The solution is plain to see and the Santa Clara County Historical Heritage Commission (HHC) is urging them to keep the tower. If the District elects Option 3 (retain and seal), they should play their cards smart and initiate the designation process to get the tower placed on the county historic landmark register. If successful there (and the HHC seems to want it that way), then the tower would be eligible for grant funding to renovate/repair it as a historic landmark. 

In addition to the main radar tower, the other two elements that easily fall into the historic landmark status are the smaller height finder radar tower and the 100-man underground bomb shelter. The height finder tower worked in concert with the main search radar tower and matches the same historic landmark categorization. These towers are perhaps the finest and most in-tact remaining example of a Cold War radar “set” in the entire country and even beyond. The bomb shelter is the only one of its kind in the county and should be retained and sealed for future use as a Cold War exhibit park attraction.

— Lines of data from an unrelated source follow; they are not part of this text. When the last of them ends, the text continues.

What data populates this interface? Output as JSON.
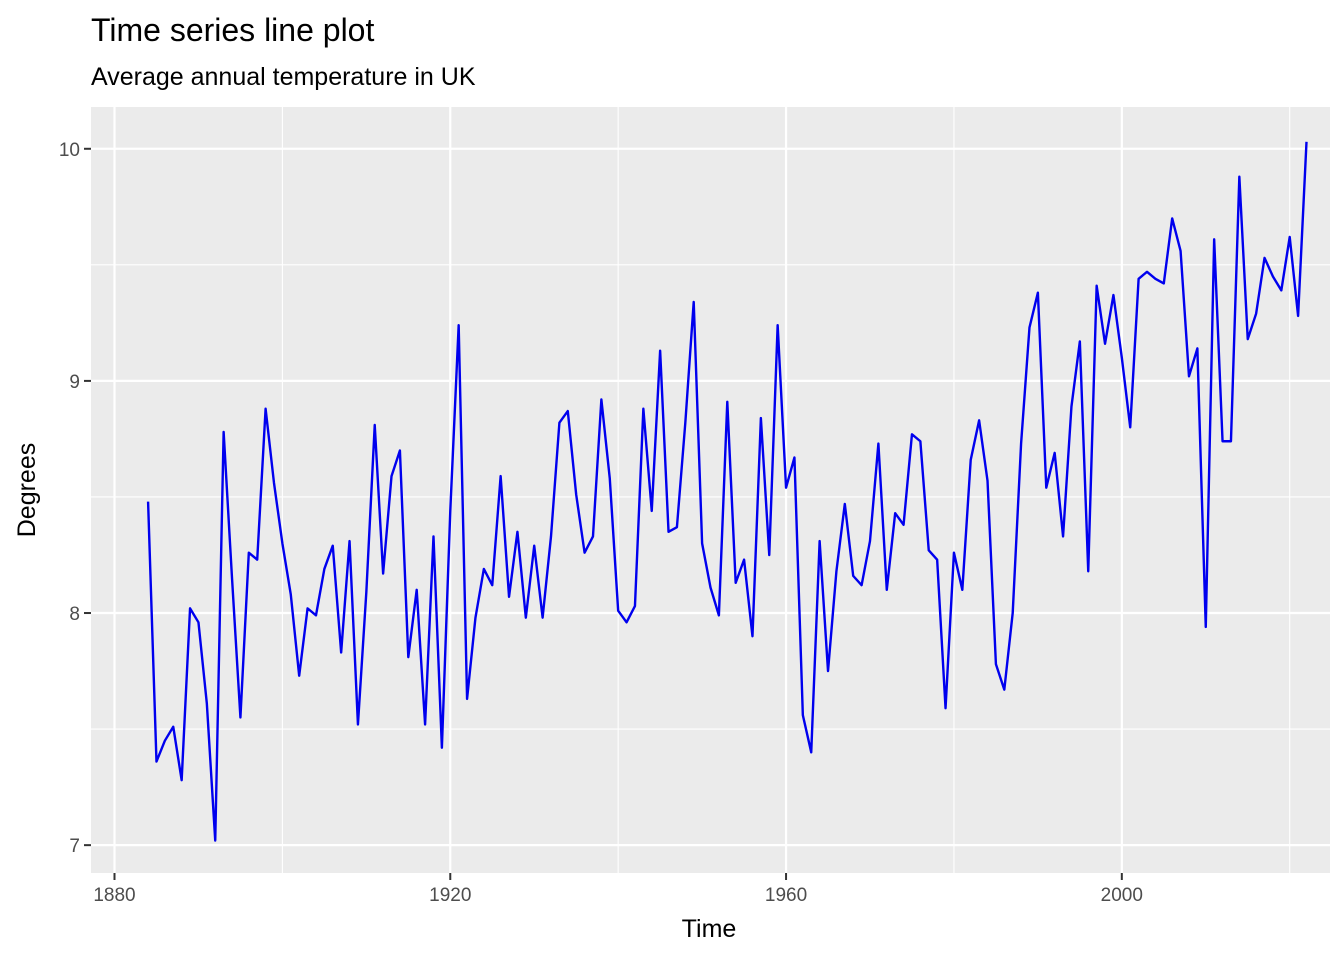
{
  "chart_data": {
    "type": "line",
    "title": "Time series line plot",
    "subtitle": "Average annual temperature in UK",
    "xlabel": "Time",
    "ylabel": "Degrees",
    "xlim": [
      1877.2,
      2024.8
    ],
    "ylim": [
      6.88,
      10.18
    ],
    "x_ticks": [
      1880,
      1920,
      1960,
      2000
    ],
    "x_tick_labels": [
      "1880",
      "1920",
      "1960",
      "2000"
    ],
    "x_minor_ticks": [
      1900,
      1940,
      1980,
      2020
    ],
    "y_ticks": [
      7,
      8,
      9,
      10
    ],
    "y_tick_labels": [
      "7",
      "8",
      "9",
      "10"
    ],
    "y_minor_ticks": [
      7.5,
      8.5,
      9.5
    ],
    "grid": true,
    "colors": {
      "line": "#0000ee",
      "panel": "#ebebeb",
      "grid": "#ffffff"
    },
    "series": [
      {
        "x": [
          1884,
          1885,
          1886,
          1887,
          1888,
          1889,
          1890,
          1891,
          1892,
          1893,
          1894,
          1895,
          1896,
          1897,
          1898,
          1899,
          1900,
          1901,
          1902,
          1903,
          1904,
          1905,
          1906,
          1907,
          1908,
          1909,
          1910,
          1911,
          1912,
          1913,
          1914,
          1915,
          1916,
          1917,
          1918,
          1919,
          1920,
          1921,
          1922,
          1923,
          1924,
          1925,
          1926,
          1927,
          1928,
          1929,
          1930,
          1931,
          1932,
          1933,
          1934,
          1935,
          1936,
          1937,
          1938,
          1939,
          1940,
          1941,
          1942,
          1943,
          1944,
          1945,
          1946,
          1947,
          1948,
          1949,
          1950,
          1951,
          1952,
          1953,
          1954,
          1955,
          1956,
          1957,
          1958,
          1959,
          1960,
          1961,
          1962,
          1963,
          1964,
          1965,
          1966,
          1967,
          1968,
          1969,
          1970,
          1971,
          1972,
          1973,
          1974,
          1975,
          1976,
          1977,
          1978,
          1979,
          1980,
          1981,
          1982,
          1983,
          1984,
          1985,
          1986,
          1987,
          1988,
          1989,
          1990,
          1991,
          1992,
          1993,
          1994,
          1995,
          1996,
          1997,
          1998,
          1999,
          2000,
          2001,
          2002,
          2003,
          2004,
          2005,
          2006,
          2007,
          2008,
          2009,
          2010,
          2011,
          2012,
          2013,
          2014,
          2015,
          2016,
          2017,
          2018,
          2019,
          2020,
          2021,
          2022
        ],
        "y": [
          8.48,
          7.36,
          7.45,
          7.51,
          7.28,
          8.02,
          7.96,
          7.61,
          7.02,
          8.78,
          8.15,
          7.55,
          8.26,
          8.23,
          8.88,
          8.56,
          8.3,
          8.08,
          7.73,
          8.02,
          7.99,
          8.19,
          8.29,
          7.83,
          8.31,
          7.52,
          8.09,
          8.81,
          8.17,
          8.59,
          8.7,
          7.81,
          8.1,
          7.52,
          8.33,
          7.42,
          8.44,
          9.24,
          7.63,
          7.98,
          8.19,
          8.12,
          8.59,
          8.07,
          8.35,
          7.98,
          8.29,
          7.98,
          8.33,
          8.82,
          8.87,
          8.51,
          8.26,
          8.33,
          8.92,
          8.58,
          8.01,
          7.96,
          8.03,
          8.88,
          8.44,
          9.13,
          8.35,
          8.37,
          8.82,
          9.34,
          8.3,
          8.11,
          7.99,
          8.91,
          8.13,
          8.23,
          7.9,
          8.84,
          8.25,
          9.24,
          8.54,
          8.67,
          7.56,
          7.4,
          8.31,
          7.75,
          8.18,
          8.47,
          8.16,
          8.12,
          8.31,
          8.73,
          8.1,
          8.43,
          8.38,
          8.77,
          8.74,
          8.27,
          8.23,
          7.59,
          8.26,
          8.1,
          8.66,
          8.83,
          8.57,
          7.78,
          7.67,
          8.0,
          8.73,
          9.23,
          9.38,
          8.54,
          8.69,
          8.33,
          8.89,
          9.17,
          8.18,
          9.41,
          9.16,
          9.37,
          9.1,
          8.8,
          9.44,
          9.47,
          9.44,
          9.42,
          9.7,
          9.56,
          9.02,
          9.14,
          7.94,
          9.61,
          8.74,
          8.74,
          9.88,
          9.18,
          9.29,
          9.53,
          9.45,
          9.39,
          9.62,
          9.28,
          10.03
        ]
      }
    ]
  }
}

All these attractions atop the summit of Mt. Umunhum should be owned and maintained by County Parks, not Midpen. Midpen can own the land and maintain the trails, benches, and parking lots, but the County enjoys a steady stream of funding for parks and recreation facilities which deem them more than capable of managing that aspect of Mt. Umunhum and making it a revenue generating entity.

Basim S. Jaber, a lifelong South Bay resident, is the historian and archivist of the Almaden Air Force Station, organizing reunions of veterans who served there and gives public presentations on the history of the radar station.